I don't like dead people

Nurses General Nursing

Published

How do I get over this!

I am already nervous about being a new Rn, starting a new job this week and now I can't stop thinking about someone dying on me and me having to do post-mortem care!?

I think this allllll goes back to when i was 13 and my mom died very suddenly and unexpectedly and we were brought to see her body at the ER and it was too much for me to see at that age...I think I'm scarred for life....and scared now.

How can I get over this fear?!?!?!

Specializes in Cardiology and ER Nursing.

Dead people are the same as people who are alive, only, you know, not alive.

Specializes in Hospice.

It seems much more overwhelming than it is, what area is your job in? As an Rn while i occasionally do post mortem mainly i am busy with the paperwork and working with the family. As a cna i did it it all the time, its really no different that doing it on an alive person. the way i look at it you have the gift of getting to present that person to their family in a much better way than your experience as a child. kwim? you can prevent others from having the same kind of memories you did.
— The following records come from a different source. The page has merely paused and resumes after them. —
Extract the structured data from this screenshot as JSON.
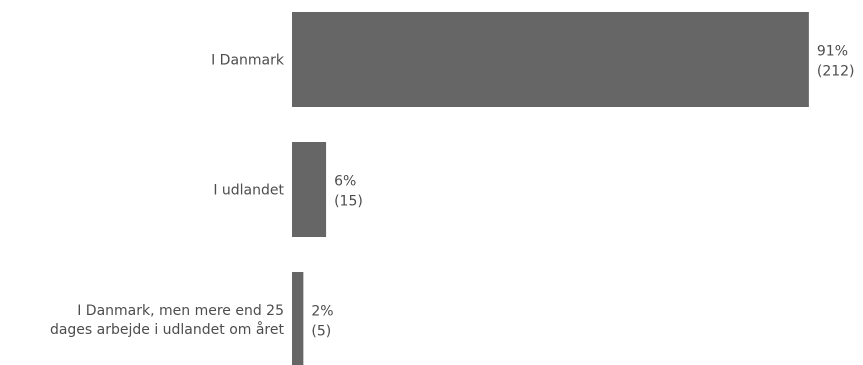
{
  "chart_data": {
    "type": "bar",
    "orientation": "horizontal",
    "categories": [
      [
        "I Danmark"
      ],
      [
        "I udlandet"
      ],
      [
        "I Danmark, men mere end 25",
        "dages arbejde i udlandet om året"
      ]
    ],
    "values": [
      91,
      6,
      2
    ],
    "value_labels": [
      "91%",
      "6%",
      "2%"
    ],
    "count_labels": [
      "(212)",
      "(15)",
      "(5)"
    ],
    "xlim": [
      0,
      100
    ],
    "title": "",
    "xlabel": "",
    "ylabel": "",
    "grid": false,
    "legend": "none",
    "bar_color": "#666666"
  }
}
Well, I'd say when you first encounter this, go in the room with another more experienced member of staff to do post mortem care.

I understand why you feel the way you do and perhaps it will be different to see someone that was not a family member.

well, yes, I don't mean that in a bad way...I am just scared. I know it sounds stupid to the experienced Rn's and pct's, etc...but I get anxious thinking about it.

I will be on a tele unit with some step down patients (I am not experienced enough to get any step down).

This unit has the most codes typically.

Nope im with the OP on this one, had an unlce died when i was 10 and by custon we kiss the cheek of the deceased kinda unsettling.

However I had enough pt pass away and mostly i feel they are in a better palce. When it comes to last offices (mean last duties a uk nurisng term) for the deceased I go in be respectful and tend to the pt. often our Na do this role though. If the death was expected and the familly had been there they may want to view and say goodbye better than the morgue.

I say a little prayer in my head and explain what im doing whilst i carrying this.

Maybe it would be to my advantage during my orientation to ask to help with post mortem care IF the situation arises with another RN's patient. Maybe to get a little more used to the idea.

yes, seeing dead family members, blue, especially parents when you're a child is disturbing in my opinion and experience.

Specializes in Cardiology and ER Nursing.
well, yes, I don't mean that in a bad way...I am just scared. I know it sounds stupid to the experienced Rn's and pct's, etc...but I get anxious thinking about it.

Then try not to think about it, and if/when the time comes just do what you've been trained to do. Don't let a very small part of your brain get in the way of what the rest of your brain knows how to do.

Specializes in neurology, cardiology, ED.

Some tips for dealing with the deceased:

-never do it alone

-always get it taken care of ASAP

-it may help to drape a towel over the face

-it helps me to (I'll probably get flamed here) pretend it's just a mannequin, or a dummy like the ones we practice CPR on. Maybe I'm not "treating the deceased with respect" but it's only in my mind, and it does help me.

It's not stupid at all! We are all at least a little afraid of things we are unfamiliar with, not to mention the traumatic experience you had. Try to find a trusted co-worker and share your feelings with them. Ask them to be your "back-up" support person and agree to go with you if you ever need them. Because of your experience you have an interesting perspective with grieving family members. Try to hone in on that when you are dealing with such a sensitive issue.

Specializes in Plastics. General Surgery. ITU. Oncology.

Think of it as your last nursing duty to the deceased patient, the last act of care carried out with respect and dignity.

I always speak to the patient, explaining what we are doing, and handle the body as if it were still living.

At the end of the day you are going to have to deal with death as a nurse but really I promise you it isn't that scary. I think that in modern times we are so distanced from death and dying that it has acquired a mystery and fear that is disproportionate from the reality.